La Catalogne est indépendante. Le Président de la Généralité l’a proclamé après de longues heures de débat au Parlement autonome. À peu près au même moment, le Gouvernement de Madrid se réunit pour adopter la réplique à apporter. Quelle peut être ?

Generalitat_11-09-06

Le Président du Conseil espagnol, le sieur Rajoy, n’a pas d’autre issue, à présent, après avoir fermé tout dialogue avec la Catalogne, que la force. Après avoir suspendu les principaux dirigeants catalans, tels que le Président de la Catalogne, le commandant de la police autonome, l’ensemble du Parlement et du Gouvernement catalans, les hauts-fonctionnaires de l’administration autonome et d’autres personnalités symbolique, il lancera la police nationale et la garde civile pour mater les manifestations de rues à Barcelone et dans d’autres villes catalanes. Comme ça ne fera qu’attiser les tentions, il faudra mobiliser la troupe. Le propre des militaires est d’obéir aux ordres donnés par les civils et transmis par les officiers supérieurs. Ils auront d’autant moins d’états d’âme qu’il s’agira de taper sur des Catalans. Depuis le temps qu’ils en rêvaient.

Ce qui est stupéfiant, c’est d’entendre le calme des commentateurs français qui considèrent la crise catalane comme une crise d’adolescence et qui reprennent au mot près, toute la phraséologie espagnoliste du gouvernement espagnol. Ils rappellent les décisions de justice qui invalident le référendum catalan et toutes les mesures prises par la Généralité depuis quelques semaines. Pour eux, les catalanistes sont dans l’illégalité et c’est logiquement que le Gouvernement espagnol punit les contrevenants. Imaginons que Louis XVI ait grondé les insurgés du 14 juillet en leur demandant de bien vouloir rentrer chez eux car il était interdit de manifester dans la rue et de vouloir renverser la monarchie, qu’il ait déclaré illégale la Constituante puis ait destitué Robespierre. Il est bien évident qu’aucun gouvernement ne va accepter qu’une partie du territoire proclame son indépendance, quelle que soit la manière. Les dirigeants catalans ont voulu organiser un référendum. Il est piquant de voir que le pays qui a donné au référendum ses lettres de noblesse monte en première ligne pour condamner les initiatives catalanes et se conforme à la ligne de Madrid sans le moindre appel au dialogue. Quoi qu’il en soit, le Gouvernement espagnol n’a même pas voulu que se tienne le référendum alors même que le résultat aurait probablement entériné l’attachement de la Catalogne au Royaume. En se montrant ferme pour rassembler son électorat et faire l’unité autour de lui, M. Rajoy a envenimé les choses et portera la responsabilité de ce qui va arriver à présent.

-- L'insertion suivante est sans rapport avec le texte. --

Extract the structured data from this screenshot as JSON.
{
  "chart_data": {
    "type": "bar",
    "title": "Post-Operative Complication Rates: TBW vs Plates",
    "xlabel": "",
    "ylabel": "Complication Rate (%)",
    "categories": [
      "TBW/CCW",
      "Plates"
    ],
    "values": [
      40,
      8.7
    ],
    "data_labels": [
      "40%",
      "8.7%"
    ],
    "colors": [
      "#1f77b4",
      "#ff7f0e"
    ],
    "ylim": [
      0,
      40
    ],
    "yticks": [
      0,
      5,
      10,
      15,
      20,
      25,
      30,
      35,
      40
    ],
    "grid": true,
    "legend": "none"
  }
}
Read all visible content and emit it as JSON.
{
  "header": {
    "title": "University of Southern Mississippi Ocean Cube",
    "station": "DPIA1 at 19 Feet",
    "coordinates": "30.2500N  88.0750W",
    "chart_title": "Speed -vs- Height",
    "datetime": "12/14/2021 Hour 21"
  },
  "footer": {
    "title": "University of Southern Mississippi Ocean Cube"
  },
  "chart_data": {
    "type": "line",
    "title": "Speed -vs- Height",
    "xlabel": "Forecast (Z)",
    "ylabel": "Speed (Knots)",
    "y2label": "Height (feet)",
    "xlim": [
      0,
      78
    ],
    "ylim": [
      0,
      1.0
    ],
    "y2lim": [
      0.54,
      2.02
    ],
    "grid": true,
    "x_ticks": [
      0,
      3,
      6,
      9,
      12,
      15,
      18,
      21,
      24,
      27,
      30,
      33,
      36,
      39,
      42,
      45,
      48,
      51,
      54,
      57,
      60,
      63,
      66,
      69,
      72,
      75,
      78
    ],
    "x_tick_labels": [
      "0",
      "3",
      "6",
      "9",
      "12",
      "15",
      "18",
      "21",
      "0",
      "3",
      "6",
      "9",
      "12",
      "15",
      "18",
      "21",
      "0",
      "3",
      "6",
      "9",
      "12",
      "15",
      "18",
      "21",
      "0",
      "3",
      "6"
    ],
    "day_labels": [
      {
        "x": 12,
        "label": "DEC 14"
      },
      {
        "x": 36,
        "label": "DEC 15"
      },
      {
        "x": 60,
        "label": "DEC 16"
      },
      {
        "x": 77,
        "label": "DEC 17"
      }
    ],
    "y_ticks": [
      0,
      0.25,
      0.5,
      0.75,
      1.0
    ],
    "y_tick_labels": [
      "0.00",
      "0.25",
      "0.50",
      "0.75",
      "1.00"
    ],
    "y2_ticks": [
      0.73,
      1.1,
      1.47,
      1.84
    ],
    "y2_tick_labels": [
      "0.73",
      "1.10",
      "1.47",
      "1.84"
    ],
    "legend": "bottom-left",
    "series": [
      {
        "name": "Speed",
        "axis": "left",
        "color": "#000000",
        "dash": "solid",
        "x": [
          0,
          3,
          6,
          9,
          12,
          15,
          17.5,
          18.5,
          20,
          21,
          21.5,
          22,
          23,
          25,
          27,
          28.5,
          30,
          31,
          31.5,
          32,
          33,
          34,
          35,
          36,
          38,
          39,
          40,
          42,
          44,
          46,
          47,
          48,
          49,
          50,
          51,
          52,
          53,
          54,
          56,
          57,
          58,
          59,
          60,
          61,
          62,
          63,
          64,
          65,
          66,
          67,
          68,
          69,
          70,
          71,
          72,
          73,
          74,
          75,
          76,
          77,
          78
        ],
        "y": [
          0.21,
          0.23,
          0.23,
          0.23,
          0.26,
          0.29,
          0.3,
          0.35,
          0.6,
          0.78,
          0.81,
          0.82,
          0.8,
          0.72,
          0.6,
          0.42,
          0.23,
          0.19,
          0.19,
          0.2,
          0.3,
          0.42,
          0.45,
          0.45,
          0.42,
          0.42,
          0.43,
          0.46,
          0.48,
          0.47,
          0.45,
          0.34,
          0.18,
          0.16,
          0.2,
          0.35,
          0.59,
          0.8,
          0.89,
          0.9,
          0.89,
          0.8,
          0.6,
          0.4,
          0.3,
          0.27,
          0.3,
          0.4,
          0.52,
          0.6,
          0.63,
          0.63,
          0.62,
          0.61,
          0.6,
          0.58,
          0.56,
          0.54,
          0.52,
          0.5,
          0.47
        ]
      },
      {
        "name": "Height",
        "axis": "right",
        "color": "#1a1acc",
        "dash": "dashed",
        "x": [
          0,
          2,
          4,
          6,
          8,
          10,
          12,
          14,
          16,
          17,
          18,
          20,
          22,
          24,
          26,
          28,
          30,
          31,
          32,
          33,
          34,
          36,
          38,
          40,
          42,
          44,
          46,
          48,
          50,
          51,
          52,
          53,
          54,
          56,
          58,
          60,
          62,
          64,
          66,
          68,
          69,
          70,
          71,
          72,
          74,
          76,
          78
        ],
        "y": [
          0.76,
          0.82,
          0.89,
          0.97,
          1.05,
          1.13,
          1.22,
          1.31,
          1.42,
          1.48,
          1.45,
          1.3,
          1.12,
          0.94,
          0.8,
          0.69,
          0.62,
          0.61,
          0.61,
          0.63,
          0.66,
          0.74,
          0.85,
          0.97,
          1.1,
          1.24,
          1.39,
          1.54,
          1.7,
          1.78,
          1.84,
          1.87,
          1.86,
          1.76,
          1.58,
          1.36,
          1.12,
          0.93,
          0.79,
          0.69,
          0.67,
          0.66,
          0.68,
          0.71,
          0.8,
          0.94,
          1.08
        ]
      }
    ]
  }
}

L’Espagne n’acceptera jamais de céder le moindre carré de ce qu’elle considère comme partie intégrante de son royaume. Il faut se rappeler les procédures intentées par la couronne espagnole pour récupérer des territoires minuscules ici ou là, pour récupérer des trésors coulés en eaux internationales au XVIe siècle, pour récupérer même des cargaisons d’esclaves affranchis... Ça n’est pas le fait des seules élites politiques ou de la famille royale ou de quelques nostalgiques de l’empire de Charles Quint. Le peuple espagnol n’est pas en reste et, par exemple, revendique pour l’Espagne, la totalité du golfe de Gascogne dont la moitié est injustement occupée par la France. Cette mentalité consistant à convoiter les terres et les eaux voisines, a fait des émules dans toute l’Amérique latine où les conflits frontaliers sont nombreux, provisoirement mis sous le boisseau mais surgissent au moindre incident. Donc, l’Espagne ne cédera jamais la Catalogne.

 

Les Catalans n’ont rien à attendre de personne. Ils ont beau montrer, depuis toujours, leur attachement aux valeurs partagées par les grandes démocraties européennes et américaines, ils ont beau afficher leur républicanisme, leur esprit d’ouverture, ils ne seront pas soutenu par les Français qui ont pourtant inventé la république moderne. Ils ne seront donc soutenus par personne. On aime les indépendantistes quand ils sont opprimés, quand ils ont un long passé de répression, des morts, des représentants forts en gueule. On n’aime pas ces Catalans qui vivent bien et qui veulent se séparer d’un pays devenu à la mode.